While Washington, D.C., debates whether to provide millions in subsidies to quantum computing companies that won't deliver results in a decade, companies with real national security implications are being valued at $800 million (pre-money valuation of ~$925 million) with actual Pentagon contracts already awarded. The stock price could soar to $3 billion (~$30), and no one cares.
If the government were serious about investing in strategic technologies, they would support this stock—and at a reasonable price.

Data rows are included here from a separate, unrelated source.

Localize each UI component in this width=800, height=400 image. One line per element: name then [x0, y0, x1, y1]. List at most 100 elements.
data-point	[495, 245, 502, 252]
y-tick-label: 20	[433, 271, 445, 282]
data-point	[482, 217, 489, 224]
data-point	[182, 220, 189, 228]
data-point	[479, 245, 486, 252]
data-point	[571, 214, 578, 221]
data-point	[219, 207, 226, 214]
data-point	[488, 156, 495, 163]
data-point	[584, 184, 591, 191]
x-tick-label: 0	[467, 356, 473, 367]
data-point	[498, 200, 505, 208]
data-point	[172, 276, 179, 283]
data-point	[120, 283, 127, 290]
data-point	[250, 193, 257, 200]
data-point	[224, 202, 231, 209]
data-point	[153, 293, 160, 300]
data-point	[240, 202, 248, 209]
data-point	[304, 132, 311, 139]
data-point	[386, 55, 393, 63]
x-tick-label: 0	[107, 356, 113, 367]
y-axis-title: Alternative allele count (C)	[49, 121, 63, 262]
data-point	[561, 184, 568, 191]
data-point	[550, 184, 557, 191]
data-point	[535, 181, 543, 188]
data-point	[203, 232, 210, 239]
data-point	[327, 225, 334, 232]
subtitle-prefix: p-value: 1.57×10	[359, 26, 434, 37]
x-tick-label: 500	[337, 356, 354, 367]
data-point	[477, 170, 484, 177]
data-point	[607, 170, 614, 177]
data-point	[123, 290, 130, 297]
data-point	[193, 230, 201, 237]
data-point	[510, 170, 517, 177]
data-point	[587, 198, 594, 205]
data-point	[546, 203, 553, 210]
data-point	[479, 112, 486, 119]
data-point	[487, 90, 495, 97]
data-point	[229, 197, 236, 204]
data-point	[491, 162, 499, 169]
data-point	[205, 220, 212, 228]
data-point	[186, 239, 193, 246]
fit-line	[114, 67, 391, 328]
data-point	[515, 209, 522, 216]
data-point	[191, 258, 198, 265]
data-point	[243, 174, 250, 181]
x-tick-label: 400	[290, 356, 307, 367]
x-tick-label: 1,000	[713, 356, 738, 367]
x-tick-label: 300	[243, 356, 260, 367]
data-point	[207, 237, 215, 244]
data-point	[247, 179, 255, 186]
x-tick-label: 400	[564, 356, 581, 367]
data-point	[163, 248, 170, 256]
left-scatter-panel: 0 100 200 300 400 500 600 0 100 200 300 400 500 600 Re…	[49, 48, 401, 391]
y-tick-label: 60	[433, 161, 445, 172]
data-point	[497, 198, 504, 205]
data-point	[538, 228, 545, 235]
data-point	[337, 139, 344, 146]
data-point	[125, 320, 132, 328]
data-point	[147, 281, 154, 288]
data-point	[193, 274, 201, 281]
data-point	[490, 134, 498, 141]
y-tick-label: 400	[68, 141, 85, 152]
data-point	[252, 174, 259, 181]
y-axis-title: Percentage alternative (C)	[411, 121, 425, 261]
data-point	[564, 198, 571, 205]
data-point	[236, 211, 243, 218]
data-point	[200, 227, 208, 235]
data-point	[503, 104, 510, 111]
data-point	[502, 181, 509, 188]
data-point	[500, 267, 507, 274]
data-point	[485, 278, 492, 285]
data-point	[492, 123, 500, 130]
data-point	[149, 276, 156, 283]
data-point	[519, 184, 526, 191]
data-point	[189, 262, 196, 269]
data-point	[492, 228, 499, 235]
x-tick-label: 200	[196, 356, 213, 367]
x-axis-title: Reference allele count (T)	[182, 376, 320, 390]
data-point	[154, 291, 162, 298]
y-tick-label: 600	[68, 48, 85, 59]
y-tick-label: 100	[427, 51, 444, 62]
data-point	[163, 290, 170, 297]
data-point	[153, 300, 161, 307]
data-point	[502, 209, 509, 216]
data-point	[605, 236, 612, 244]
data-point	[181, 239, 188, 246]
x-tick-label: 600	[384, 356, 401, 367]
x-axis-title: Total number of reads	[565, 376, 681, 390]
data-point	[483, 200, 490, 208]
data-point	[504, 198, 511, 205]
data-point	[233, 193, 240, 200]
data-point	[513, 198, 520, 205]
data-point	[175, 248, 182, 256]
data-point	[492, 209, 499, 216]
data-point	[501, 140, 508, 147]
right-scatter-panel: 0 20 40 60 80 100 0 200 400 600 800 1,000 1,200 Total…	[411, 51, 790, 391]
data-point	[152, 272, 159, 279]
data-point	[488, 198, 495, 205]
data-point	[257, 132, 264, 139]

Wall Street has completely lost its way. The quantum stock rally is riding on the hope that the government will spend millions to "advance American technology"—$IONQ is valued at $23 billion on $38 million in revenue (340x sales), while virtually no one has a working quantum computer. $RGTI? Try it, $6.7 million in quarterly revenue and a $12 billion valuation. These technologies, trading at a whopping 1,796 times earnings, are still a decade away from truly being effective.
Merlin Labs' $BACQ company has over $105 million in actual contracts with the Pentagon. It's currently flying on five different military aircraft. It has a C-130J autonomous transport contract with the U.S. Special Operations Command. It's working with the U.S. Air Force on the KC-135 program. It also has partnerships with GE Aerospace and Northrop Grumman.
Autonomous military aviation isn't a nice-to-have—it's as essential as a rare earth supply chain and domestic chip manufacturing. And you can buy it for just one-twenty-fifth the valuation of a company selling scientific experiments. The SPAC's floor price of $10 provides a built-in hedge, while Quantum stock is priced for perfection. Show us another scenario with this kind of asymmetry!